Когда запищал зуммер в чемодане с красным крестом, Улькан от неожиданности вздрогнул. Потом вспомнил, что настало время делать инъекцию Качи. С момента рокового выстрела прошло уже шесть часов. Улькан задумчиво погладил гладкую пластмассу инъектора и достал нож.
Харги внимательно следил за стариком, покуда не находя в его действиях никакой опасности. И белый продолговатый предмет в его руке почти не насторожил Харги. Когда Улькан, осторожно орудуя ножом, вспарывал рукав комбинезона Николая, обжигаясь о колючие искорки на концах перерезанных проводов, Харги проявил любопытство. Он встревожился лишь тогда, когда белый предмет с глухим хлопком впрыснул в плечо Николая дозу пенициллина. Но было уже поздно. Заметался в испуге Харги, забился в мелких судорогах, в лихорадочной дрожи, ускоряя кризис. Уставший от бесплодных попыток вырваться на свободу, обездвиженный, затравленно замер, с ужасом чуя, как с каждой минутой навсегда теряет свои чёрные силы…

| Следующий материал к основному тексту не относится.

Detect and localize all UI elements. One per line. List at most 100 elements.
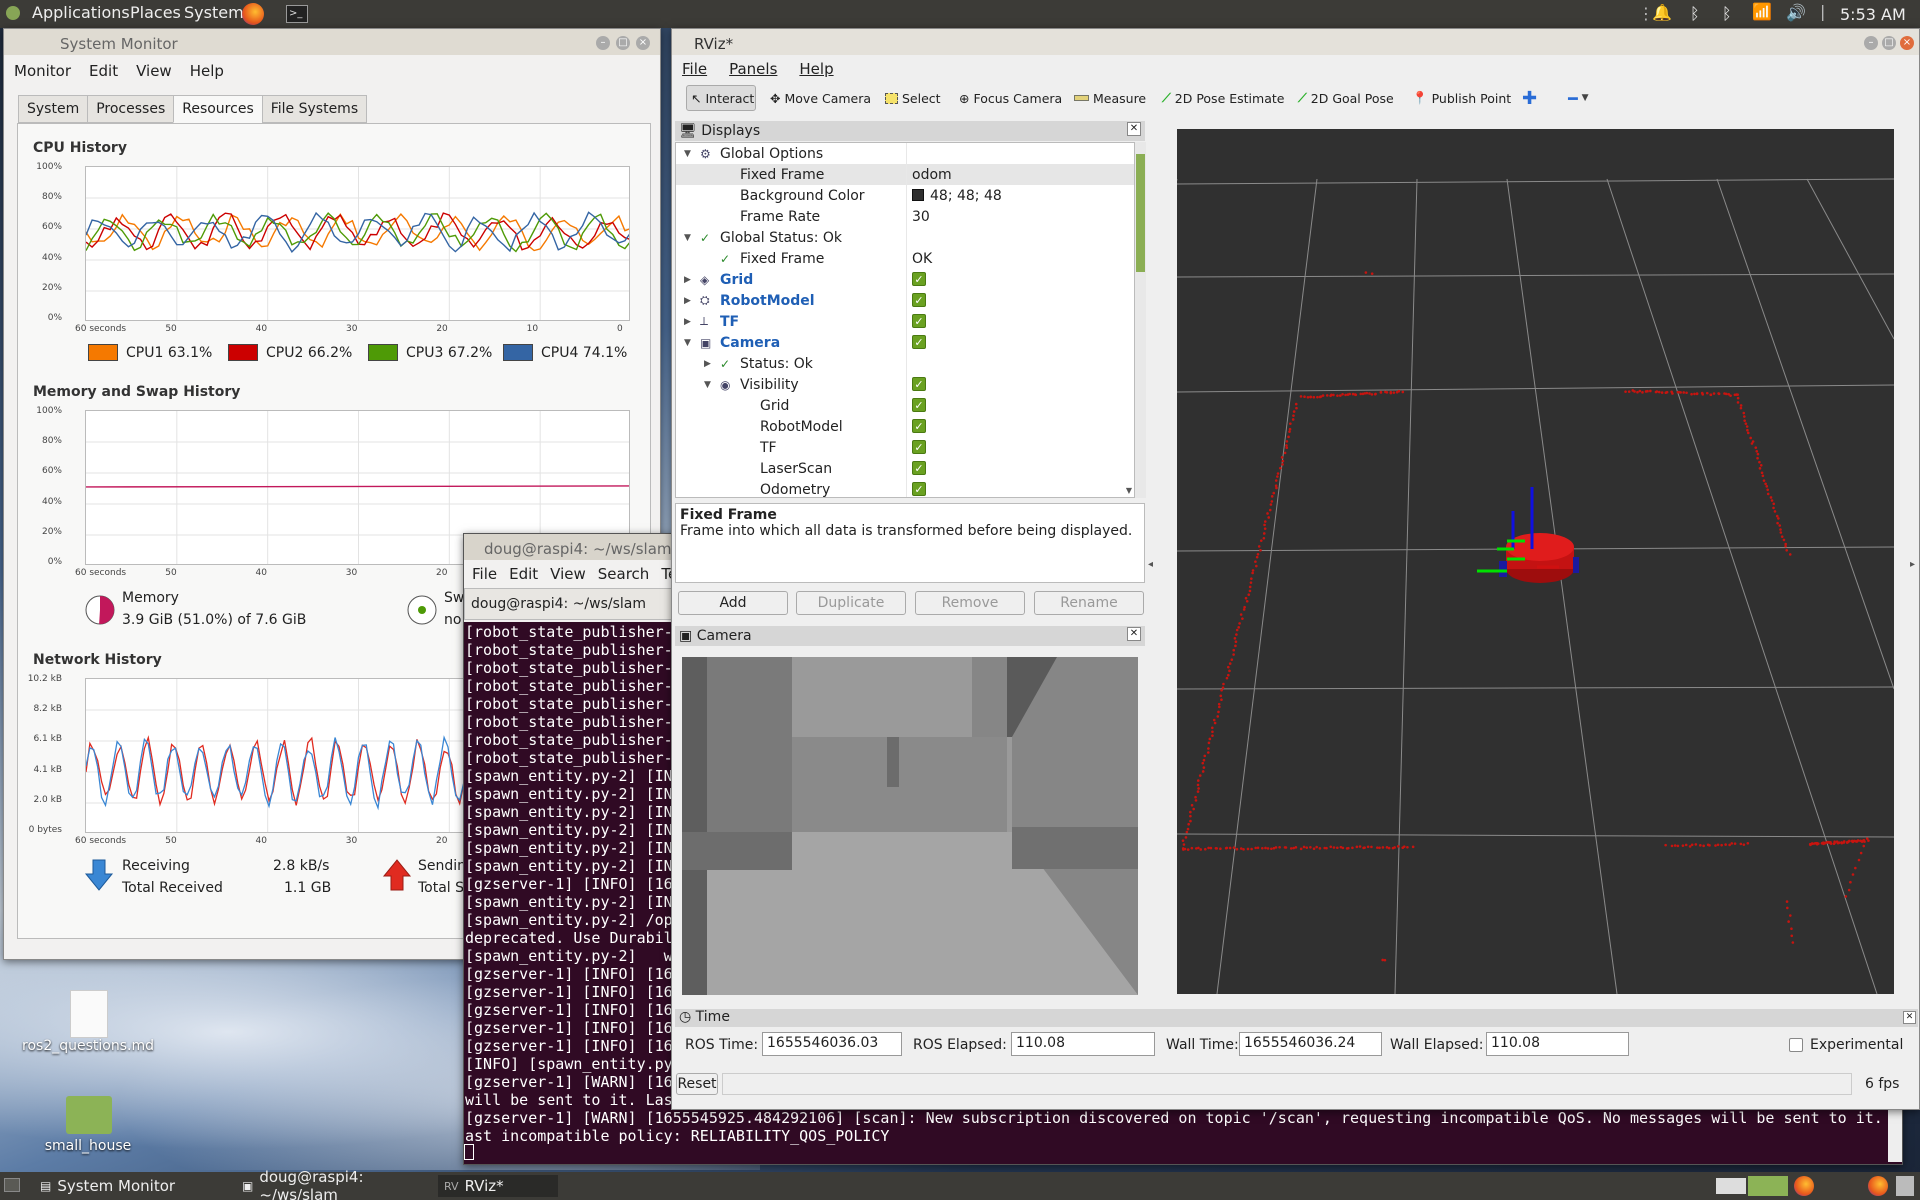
- expand-arrow-icon[interactable]: ▶: [684, 274, 691, 285]
- rviz-titlebar[interactable]: RViz*: [672, 29, 1919, 55]
- tree-scrollbar[interactable]: [1135, 142, 1146, 498]
- display-enabled-checkbox[interactable]: ✓: [912, 419, 926, 433]
- tool-focus-camera[interactable]: ⊕ Focus Camera: [959, 90, 1063, 106]
- ros-time-field[interactable]: 1655546036.03: [762, 1032, 902, 1056]
- display-enabled-checkbox[interactable]: ✓: [912, 314, 926, 328]
- display-tree-row[interactable]: ▼ ▣ Camera ✓: [676, 332, 1134, 353]
- menu-edit[interactable]: Edit: [89, 62, 119, 80]
- collapse-right-icon[interactable]: ▸: [1910, 559, 1916, 570]
- desktop-icon-ros2-questions[interactable]: ros2_questions.md: [20, 986, 156, 1056]
- menu-system[interactable]: System: [184, 3, 244, 22]
- cpu3-color-swatch[interactable]: [368, 344, 398, 361]
- expand-arrow-icon[interactable]: ▶: [684, 316, 691, 327]
- close-panel-icon[interactable]: ✕: [1127, 627, 1141, 641]
- menu-help[interactable]: Help: [799, 60, 834, 78]
- remove-button[interactable]: Remove: [915, 591, 1025, 615]
- remove-tool-minus-icon[interactable]: ━ ▼: [1568, 88, 1589, 108]
- menu-view[interactable]: View: [550, 565, 586, 583]
- tool-select[interactable]: Select: [885, 85, 941, 111]
- menu-search[interactable]: Search: [597, 565, 650, 583]
- mate-logo-icon[interactable]: [6, 6, 20, 20]
- clock[interactable]: 5:53 AM: [1840, 5, 1906, 24]
- display-tree-value[interactable]: 48; 48; 48: [930, 187, 1002, 204]
- firefox-icon-2[interactable]: [1868, 1176, 1888, 1196]
- menu-places[interactable]: Places: [130, 3, 181, 22]
- duplicate-button[interactable]: Duplicate: [796, 591, 906, 615]
- expand-arrow-icon[interactable]: ▶: [684, 295, 691, 306]
- display-tree-row[interactable]: Grid ✓: [676, 395, 1134, 416]
- display-tree-value[interactable]: odom: [912, 166, 952, 183]
- trash-icon[interactable]: [1896, 1176, 1914, 1196]
- menu-applications[interactable]: Applications: [32, 3, 130, 22]
- tool-measure[interactable]: Measure: [1074, 85, 1146, 111]
- menu-help[interactable]: Help: [189, 62, 224, 80]
- taskbar-terminal[interactable]: ▣ doug@raspi4: ~/ws/slam: [242, 1168, 364, 1200]
- display-tree-row[interactable]: Fixed Frame odom: [676, 164, 1134, 185]
- close-panel-icon[interactable]: ✕: [1903, 1011, 1916, 1024]
- collapse-arrow-icon[interactable]: ▼: [684, 148, 691, 159]
- collapse-arrow-icon[interactable]: ▼: [704, 379, 711, 390]
- wifi-icon[interactable]: 📶: [1752, 2, 1772, 21]
- display-tree-row[interactable]: ▶ ✓ Status: Ok: [676, 353, 1134, 374]
- menu-edit[interactable]: Edit: [509, 565, 539, 583]
- reset-button[interactable]: Reset: [676, 1073, 718, 1095]
- add-tool-plus-icon[interactable]: ✚: [1522, 87, 1538, 109]
- collapse-left-icon[interactable]: ◂: [1148, 559, 1154, 570]
- tool-move-camera[interactable]: ✥ Move Camera: [770, 90, 872, 106]
- display-tree-value[interactable]: 30: [912, 208, 930, 225]
- tab-system[interactable]: System: [18, 95, 89, 123]
- taskbar-system-monitor[interactable]: ▤ System Monitor: [40, 1177, 176, 1195]
- cpu2-color-swatch[interactable]: [228, 344, 258, 361]
- close-button[interactable]: ×: [1900, 36, 1914, 50]
- menu-view[interactable]: View: [136, 62, 172, 80]
- display-enabled-checkbox[interactable]: ✓: [912, 482, 926, 496]
- desktop-icon-small-house[interactable]: small_house: [28, 1094, 148, 1154]
- tab-resources[interactable]: Resources: [173, 95, 263, 123]
- display-tree-row[interactable]: Background Color 48; 48; 48: [676, 185, 1134, 206]
- cpu4-color-swatch[interactable]: [503, 344, 533, 361]
- display-enabled-checkbox[interactable]: ✓: [912, 335, 926, 349]
- memory-pie-icon[interactable]: [84, 594, 116, 626]
- display-enabled-checkbox[interactable]: ✓: [912, 398, 926, 412]
- notification-bell-icon[interactable]: 🔔: [1652, 3, 1672, 22]
- workspace-2[interactable]: [1748, 1176, 1788, 1196]
- maximize-button[interactable]: □: [1882, 36, 1896, 50]
- menu-file[interactable]: File: [472, 565, 498, 583]
- tab-processes[interactable]: Processes: [87, 95, 175, 123]
- display-tree-row[interactable]: ▼ ✓ Global Status: Ok: [676, 227, 1134, 248]
- maximize-button[interactable]: □: [616, 36, 630, 50]
- tool-interact[interactable]: ↖ Interact: [686, 85, 756, 111]
- expand-arrow-icon[interactable]: ▶: [704, 358, 711, 369]
- collapse-arrow-icon[interactable]: ▼: [684, 232, 691, 243]
- display-enabled-checkbox[interactable]: ✓: [912, 440, 926, 454]
- display-tree-row[interactable]: ▼ ⚙ Global Options: [676, 143, 1134, 164]
- display-tree-row[interactable]: ▶ ◈ Grid ✓: [676, 269, 1134, 290]
- color-swatch[interactable]: [912, 189, 924, 201]
- display-tree-row[interactable]: ▼ ◉ Visibility ✓: [676, 374, 1134, 395]
- display-tree-value[interactable]: OK: [912, 250, 933, 267]
- rename-button[interactable]: Rename: [1034, 591, 1144, 615]
- close-button[interactable]: ×: [636, 36, 650, 50]
- bluetooth-icon-2[interactable]: ᛒ: [1722, 4, 1732, 23]
- show-desktop-icon[interactable]: [4, 1178, 20, 1192]
- workspace-1[interactable]: [1716, 1178, 1746, 1194]
- ros-elapsed-field[interactable]: 110.08: [1011, 1032, 1155, 1056]
- add-button[interactable]: Add: [678, 591, 788, 615]
- display-enabled-checkbox[interactable]: ✓: [912, 293, 926, 307]
- display-tree-row[interactable]: ▶ ⛭ RobotModel ✓: [676, 290, 1134, 311]
- display-tree-row[interactable]: ▶ ⟂ TF ✓: [676, 311, 1134, 332]
- display-enabled-checkbox[interactable]: ✓: [912, 461, 926, 475]
- menu-file[interactable]: File: [682, 60, 708, 78]
- wall-time-field[interactable]: 1655546036.24: [1239, 1032, 1382, 1056]
- display-tree-row[interactable]: RobotModel ✓: [676, 416, 1134, 437]
- display-tree-row[interactable]: Odometry ✓: [676, 479, 1134, 497]
- tool-publish-point[interactable]: 📍 Publish Point: [1412, 90, 1512, 106]
- minimize-button[interactable]: –: [596, 36, 610, 50]
- display-enabled-checkbox[interactable]: ✓: [912, 272, 926, 286]
- menu-panels[interactable]: Panels: [729, 60, 778, 78]
- cpu1-color-swatch[interactable]: [88, 344, 118, 361]
- taskbar-rviz[interactable]: RV RViz*: [438, 1175, 558, 1197]
- tab-file-systems[interactable]: File Systems: [261, 95, 368, 123]
- minimize-button[interactable]: –: [1864, 36, 1878, 50]
- firefox-icon[interactable]: [1794, 1176, 1814, 1196]
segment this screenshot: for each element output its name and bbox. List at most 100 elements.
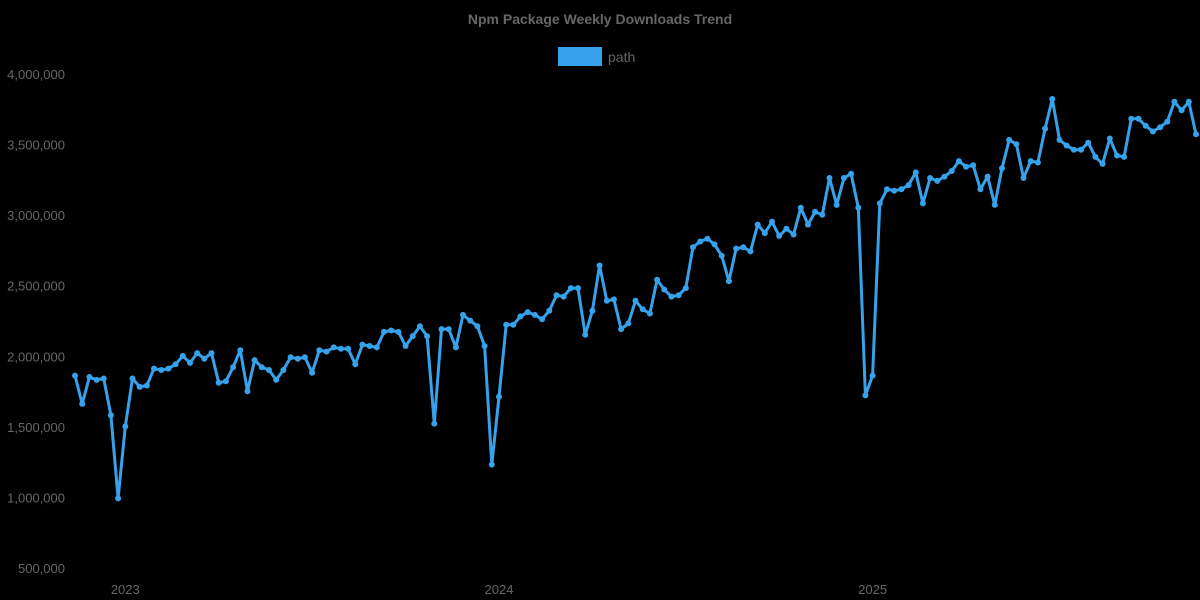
data-point[interactable]	[337, 345, 344, 352]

Улькан выплеснул из кружки остатки чая и отряхнул с коленей галетные крошки.
— Ты хорошо спи, однако, — сказал он, указав мундшуком своей трубки на солнце, поднявшееся высоко над перевалом, — Теперь будет совсем хорошо, много здоровья.
Был лёгкий морозец. Николай стоял у палатки, чуть пошатываясь, и счастливо щурился на яркое, совсем уже мартовское солнце. Качи, выбравшийся из спального мешка, поднял голову и приветственно застучал хвостом по снегу.
— Ты представляешь, — сказал Николай, — Маяк просох и заработал. Сейчас мы заведем снегоход, зарядим аккумулятор и закажем с попутным почтовым малиновое варенье к чаю. И еще новый комбинезон, а то левый рукав теперь совсем не греет.